Populating the drop down happens as follows;
I query a database and pull down an Id and Name, make a object called "UserList", and set the name and id variables with what I get back.
I then add this object to an ArrayList. I do this over and over.
I then convert this collection to an array, and pass it to my JSP page using
session.setAttribute("userList", UserList);
I then populate the drop down as below.
<c:forEach items="${userList}" var="c" >
`<html-el:option value="${c.id}"><c:out value="${c.name}"/></html-el:option> </c:forEach>
There probably is a simple answer but how to I sort these names?

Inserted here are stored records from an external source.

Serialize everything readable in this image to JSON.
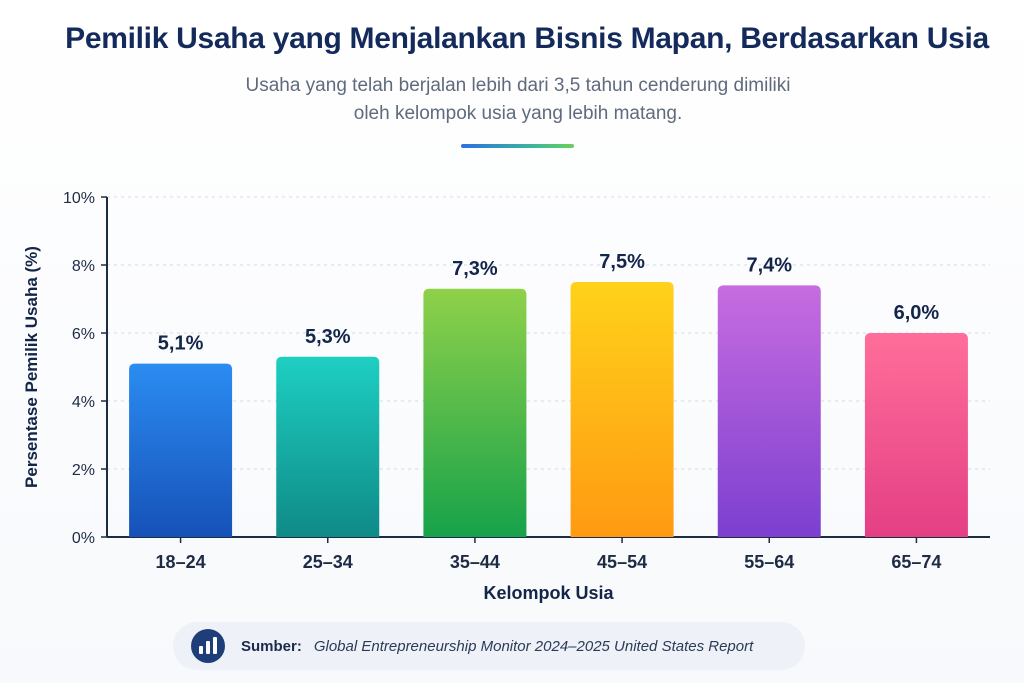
{
  "header": {
    "title": "Pemilik Usaha yang Menjalankan Bisnis Mapan, Berdasarkan Usia",
    "subtitle_line1": "Usaha yang telah berjalan lebih dari 3,5 tahun cenderung dimiliki",
    "subtitle_line2": "oleh kelompok usia yang lebih matang."
  },
  "chart_data": {
    "type": "bar",
    "categories": [
      "18–24",
      "25–34",
      "35–44",
      "45–54",
      "55–64",
      "65–74"
    ],
    "values": [
      5.1,
      5.3,
      7.3,
      7.5,
      7.4,
      6.0
    ],
    "value_labels": [
      "5,1%",
      "5,3%",
      "7,3%",
      "7,5%",
      "7,4%",
      "6,0%"
    ],
    "xlabel": "Kelompok Usia",
    "ylabel": "Persentase Pemilik Usaha (%)",
    "ylim": [
      0,
      10
    ],
    "yticks": [
      0,
      2,
      4,
      6,
      8,
      10
    ],
    "ytick_labels": [
      "0%",
      "2%",
      "4%",
      "6%",
      "8%",
      "10%"
    ],
    "grid": true,
    "bar_gradients": [
      [
        "#2b8cf2",
        "#1652b8"
      ],
      [
        "#1ecfc2",
        "#0f8a87"
      ],
      [
        "#8fd14a",
        "#17a24a"
      ],
      [
        "#ffd21a",
        "#ff9a12"
      ],
      [
        "#c76ce0",
        "#7c3fd0"
      ],
      [
        "#ff6e9a",
        "#e43f84"
      ]
    ]
  },
  "source": {
    "label": "Sumber:",
    "text": "Global Entrepreneurship Monitor 2024–2025 United States Report",
    "icon": "bar-chart-icon"
  }
}
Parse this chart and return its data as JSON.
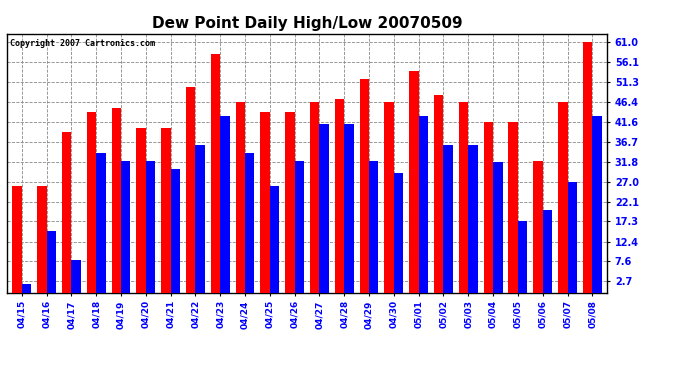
{
  "title": "Dew Point Daily High/Low 20070509",
  "copyright": "Copyright 2007 Cartronics.com",
  "labels": [
    "04/15",
    "04/16",
    "04/17",
    "04/18",
    "04/19",
    "04/20",
    "04/21",
    "04/22",
    "04/23",
    "04/24",
    "04/25",
    "04/26",
    "04/27",
    "04/28",
    "04/29",
    "04/30",
    "05/01",
    "05/02",
    "05/03",
    "05/04",
    "05/05",
    "05/06",
    "05/07",
    "05/08"
  ],
  "high": [
    26.0,
    26.0,
    39.0,
    44.0,
    45.0,
    40.0,
    40.0,
    50.0,
    58.0,
    46.4,
    44.0,
    44.0,
    46.4,
    47.0,
    52.0,
    46.4,
    54.0,
    48.0,
    46.4,
    41.6,
    41.6,
    32.0,
    46.4,
    61.0
  ],
  "low": [
    2.0,
    15.0,
    8.0,
    34.0,
    32.0,
    32.0,
    30.0,
    36.0,
    43.0,
    34.0,
    26.0,
    32.0,
    41.0,
    41.0,
    32.0,
    29.0,
    43.0,
    36.0,
    36.0,
    31.8,
    17.3,
    20.0,
    27.0,
    43.0
  ],
  "high_color": "#ff0000",
  "low_color": "#0000ff",
  "yticks": [
    2.7,
    7.6,
    12.4,
    17.3,
    22.1,
    27.0,
    31.8,
    36.7,
    41.6,
    46.4,
    51.3,
    56.1,
    61.0
  ],
  "ymin": 0,
  "ymax": 63,
  "background": "#ffffff",
  "plot_bg": "#ffffff",
  "grid_color": "#888888",
  "title_fontsize": 11,
  "bar_width": 0.38,
  "figwidth": 6.9,
  "figheight": 3.75,
  "dpi": 100
}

You usually do it by invoking public static Collections.sort(List<T> list) with your ArrayList as the parameter, but take care to implement the Comparable interface or it won't work (if they are Strings then it's already implemented):
Collections.sort(yourList);
Otherwise if you have a custom class but you want to sort just over some string field inside you can delegate the compareTo method:
public class User implements Comparable<User> {
public int compareTo(User other) {
return userName.compareTo(other.userName);
}
}
Finally if noone is your case just roll your own compareTo method, it should return -1, 0 or 1 if the the calling object is less, equal to or greater than the passed one.
Michael, you should be using a join and an order by to get this data from the database, not retrieving and sorting in Java:
select person.id, person.name from person inner join person_company using(personid)
order by person.name;
And not trying to sort and do this in java (the syntax above may not be perfect, my MySQL's a bit rusty).
I think the most ideal solution to this problem is to sort them at the database query level. If the table is well indexed, this will be the fastest and arguable the "best" practice.
That being said, if you just want to sort that list and not start mucking on the database side, use Collections.sort and have your UserList implement Comparable<UserList>
Be careful to use the case insensitive string comparison, or your users will likely not appreciate the sorting results.
I would change the database query to return the rows in the order you want them.
If you are using SQL the query could look like the following.
SELECT Id, Name FROM Person ORDER BY Name;
This has some advantages over doing it in code.
It is faster.
You do not have to change your code.
It is less work.
You can try and override the compareTo method for UserList so that it compares the elements in an alphabetical way according to some string value. Then, call the sort method of the array list and it should sort them using the compareTo you overrode.
You could sort in the database, instead of firing many queries with
select Id, Name from Person where id = '+variable+';
You can loop over the variables and make a comma separated list , this way you only fire a single query
int[] variableList = wherever_you_get_it_from;
StringBuffer csv = new StringBuffer();
for (int i = 0; i < variableList.length; i++) {
csv.append(variableList[i]);
if (i < variableList.length - 1)
csv.append(",");
}
then give
select Id, Name from Person where id in ( +csv.toString()+) order by Name;
Since you are getting the user ids from a company table, you can join and fetch
select u.usrid, u.name from company c left join user u on c.usrid = u.usrid
where c.companyid in (comapnyid1, companyid2, companyid3) order by u.name;
You should use Collections.sort and either of
Make your User class implement Comparable interface
Create a UserListComparator implementing Comparator<UserList> interface
See Comparable interface documentation for details.